Et il y a une erreur d’appréciation quant aux garanties de représentation de monsieur. On vous demande d’annuler cet arrêté de placement en rétention.
Le représentant du Préfet entendu en ses observations : Pour apprécier ce placement, il faut se positiionner au 1er mars, on avait comme éléments, pas de passeport en cours de valiidté, pas de lieu de résidence permanent; monsieur a indiqué habiter dans le 3ème, monsieur s’est soustrait à l’OQT, il a dans le cadre de l’audition administrative indiquer ne pas vouloir retourner dans son pays d’origine. Monsieur ne pouvait que faire l’objet d’un placement en rétention et ne pouvait pas être assigné à résidence.
On avait mentionné le dépôt d’une CNI qu’on a pas. Monsieur indique ne pas avoir pu donner les informations sur un hébergement. Il a dit que personne ne pouvait pas emmener la CNI. Je vous demande de constater que le placement est régulier. Monsieur donne aujourd’hui une adresse dans le 15ème, sans attestation précise sur l’hébergement de monsieur.
Au vu de ces éléments, je vous demande de prolonger la rétention.
Le consulat de Turquie est saisi pour identification.
Observations de l’avocat : sur le fond, je n’ai pas grand chose à ajouter par rapport à la requête; je m’en rapporte.

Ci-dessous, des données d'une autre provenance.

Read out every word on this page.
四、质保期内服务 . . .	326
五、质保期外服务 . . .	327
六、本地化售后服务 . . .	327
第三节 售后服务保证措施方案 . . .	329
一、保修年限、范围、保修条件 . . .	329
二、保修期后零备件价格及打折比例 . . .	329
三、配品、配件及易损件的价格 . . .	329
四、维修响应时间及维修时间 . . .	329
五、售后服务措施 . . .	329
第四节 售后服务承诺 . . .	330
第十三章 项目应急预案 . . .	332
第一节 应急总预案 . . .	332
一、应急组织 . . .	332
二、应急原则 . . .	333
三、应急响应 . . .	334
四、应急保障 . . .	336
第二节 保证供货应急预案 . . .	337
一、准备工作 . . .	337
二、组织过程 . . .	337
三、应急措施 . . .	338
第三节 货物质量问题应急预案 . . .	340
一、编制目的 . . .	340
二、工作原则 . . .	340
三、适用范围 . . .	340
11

La personne étrangère requérante déclare : Pendant que je suis resté sur le sol français, je n’ai jamais commis de crime ou délit, j’ai toujours respecté les lois françaises; si vous pouvez m’accorder une chance encore une foisje suis en danger en cas de retour en Turquie, si vous pouvez m’accorder du temps pour que je puisse faire une nouvelle demande d’asile, si c’est nécessaire je peux venir signer chaque semaine un document à la préfecture. J’ai promis que je respecterais encore comme je l’ai fais depuis que je suis en France. Je jure que je respecterai tout ce que je dois faire.
MOTIFS DE LA DÉCISION
SUR LA REQUETE EN CONTESTATION DE LA RÉGULARITÉ DE LA DÉCISION DE PLACEMENT EN RÉTENTION ADMINISTRATIVE
Attendu que les moyens suivants sont soulevés :
— le défaut de motivation et d’examen de la situation
il est rappelé que l’article L.741-6 du CESEDA dispose que la décision de placement est écrite et motivée.
Il est soutenu qu’en l’espèce, la décision du préfet de placement en rétention administrative est insuffisamment motivée en droit et en fait et révèle un défaut d’examen de la situation.
Le requérant indique qu’il n’a pas été mis en mesure de fournir toutes les informations relatives à son adresse, car les policiers ne lui ont pas permis de contacter mon cousin, qui aurait pu envoyer tous les documents justificatifs de son adresse.
Il dit disposer de la photocopie et l’original de ma CNI valide, et d’une adresse stable et vérifiable chez son cousin.
Ainsi, il est clair que Monsieur le préfet n’a pas procédé à un examen réel et sérieux de la situation pour motiver son arrêté de manière suffisante et circonstanciée. il est indiqué qu’il s’agit de la première mesure d’éloignement dont il fait l’objet, qu’il est venu en France pour demander l’aisle, fuyant la Turquie, que sa demande a été rejetée et il a reçu par la suite une OQTF avec un délai de départ volontaire.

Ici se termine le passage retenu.